Understanding Amaspace
Amaspace is a platform to build, configure, and publish real-time 3D/AR product experiences. Think Catalog + Assets + Editors + Integrations + Publish.
The mental model
Amaspace has 5 core parts:
- Catalog (Products)
- Assets (3D files + materials)
- Editors (how it looks/behaves)
- Integrations (where it lives)
- Publish + Analytics (how it performs)
If you remember one thing: Products reference Assets. Editors control how Products behave. Integrations deliver it to your storefront.
Key objects
Product
A product is the unit you publish. It includes:
- The base 3D model (and/or linked assets)
- Configuration options (what customers can change)
- Scene/layout settings (how it’s presented)
- Publish state (draft vs live)
Assets
Assets are everything used to render your product:
- 3D models (GLB/GLTF)
- Textures / materials
- Swappable parts / accessories (if your configurator supports part swapping)
Rule: Clean assets = fewer bugs. Most “configurator issues” are asset issues.
Options
Amaspace configuration is usually structured like:
- Categories → group options (like folders)
- Attributes → what can be customized (Color, Engine, Package)
- Options / PCOs → the actual clickable choices (Red, V8, Sport Package)
Outcome: Options must be linked to a real change in the 3D model (material change, visibility toggle, part swap, etc.).
Editors
Editors are where you turn a product + assets into a shippable experience.
Typically:
- Product Editor — organizes options and what the customer sees in the UI
- 3D Editor — camera, lighting/environment, scene-level 3D presentation
- Scene / Layout — layout and UI placement (how panels/controls appear)

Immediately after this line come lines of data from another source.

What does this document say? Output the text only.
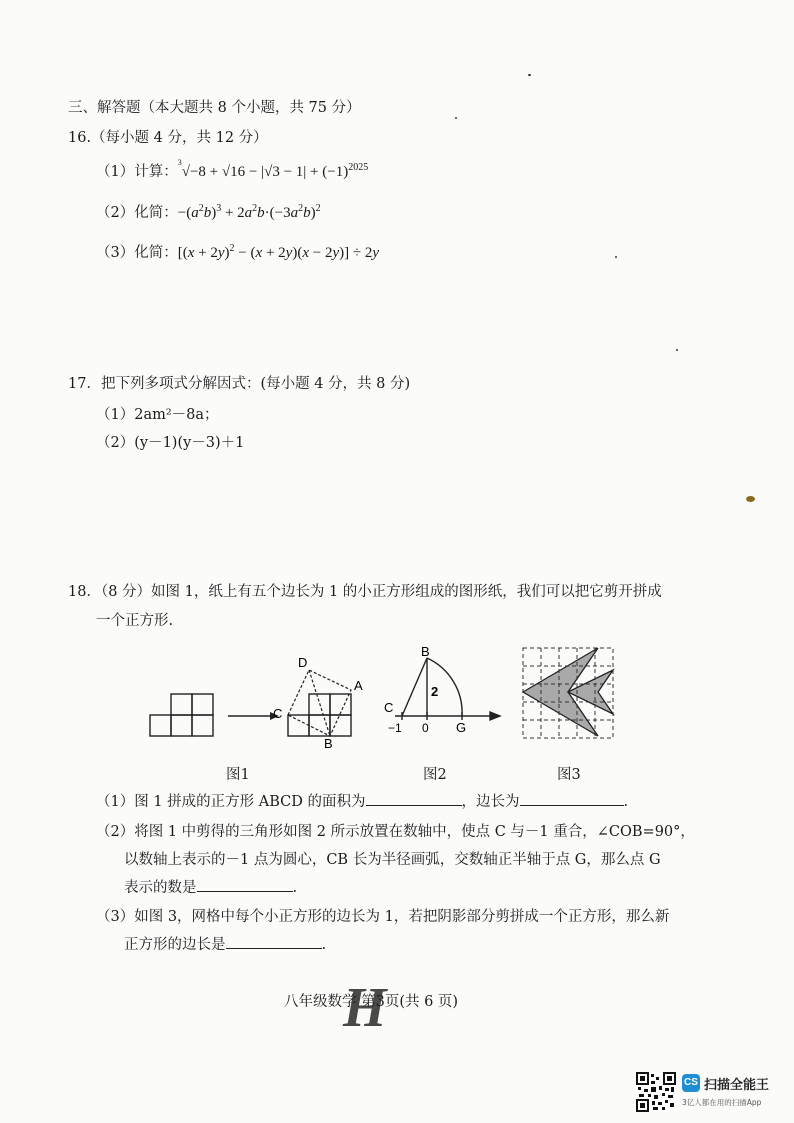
三、解答题（本大题共 8 个小题，共 75 分）
16.（每小题 4 分，共 12 分）
（1）计算：$^3√-8 + √16 - |√3 - 1| + (-1)^{2025}$
（2）化简：$-(a^2b)^3 + 2a^2b\cdot(-3a^2b)^2$
（3）化简：$[(x + 2y)^2 - (x + 2y)(x - 2y)] \div 2y$
17．把下列多项式分解因式：(每小题 4 分，共 8 分)
（1）2am²－8a；
（2）(y－1)(y－3)＋1
18．（8 分）如图 1，纸上有五个边长为 1 的小正方形组成的图形纸，我们可以把它剪开拼成
一个正方形.
D
A
C
B
B
2
C
−1 0 G
图1	图2	图3
（1）图 1 拼成的正方形 ABCD 的面积为	，边长为	.
（2）将图 1 中剪得的三角形如图 2 所示放置在数轴中，使点 C 与－1 重合，∠COB=90°，
以数轴上表示的－1 点为圆心，CB 长为半径画弧，交数轴正半轴于点 G，那么点 G
表示的数是	.
（3）如图 3，网格中每个小正方形的边长为 1，若把阴影部分剪拼成一个正方形，那么新
正方形的边长是	.
H
八年级数学 第3页(共 6 页)
CS 扫描全能王
3亿人都在用的扫描App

- Logic / Annotations — interactive behavior and overlays (if enabled)
If an option exists but doesn’t change anything visually, it’s not “configured yet”.
Integrations
Integrations are how you deliver the experience:
- Shopify / WooCommerce (storefront connection)
- Embed (custom website)
- Webhooks (send configured selections to external systems)
Publish
Publishing is the moment your product becomes usable by customers.
- Draft = internal testing
- Published = live (or ready to embed/integrate)
Analytics + Orders
- Analytics tells you usage and engagement (views, interactions, etc.)
- Orders capture what customers configured/bought (if your setup supports it)
Theme Editor
Theme Editor controls the look and feel of the configurator UI:
- Layout constraints (max width, spacing)
- Typography
- Colors
- Buttons
- Corner radius / UI styling
Profile / Subscription / API
This is account-level:
- Your personal profile + company settings
- Subscription plan and billing
- API panel (if available)
How the workflow usually goes
Build
- Create Product
- Upload/attach Assets
- Create Options
- Link options → 3D changes
- Set up scene/camera
Ship
- Preview + test
- Publish
- Integrate (Shopify/Woo/Embed)
Improve
- Watch analytics
- Iterate assets/options/scene
Best practices (keep it simple)
- Start with one product and 3–5 options. Don’t boil the ocean.
- Name things like customers understand (not internal 3D filenames).
- Keep options predictable: one choice per attribute unless you need multi-select.
- Optimize assets early: performance is a feature, not a nice-to-have.
- Treat Preview as QA: if it’s weird in Preview, it’ll be worse on storefront.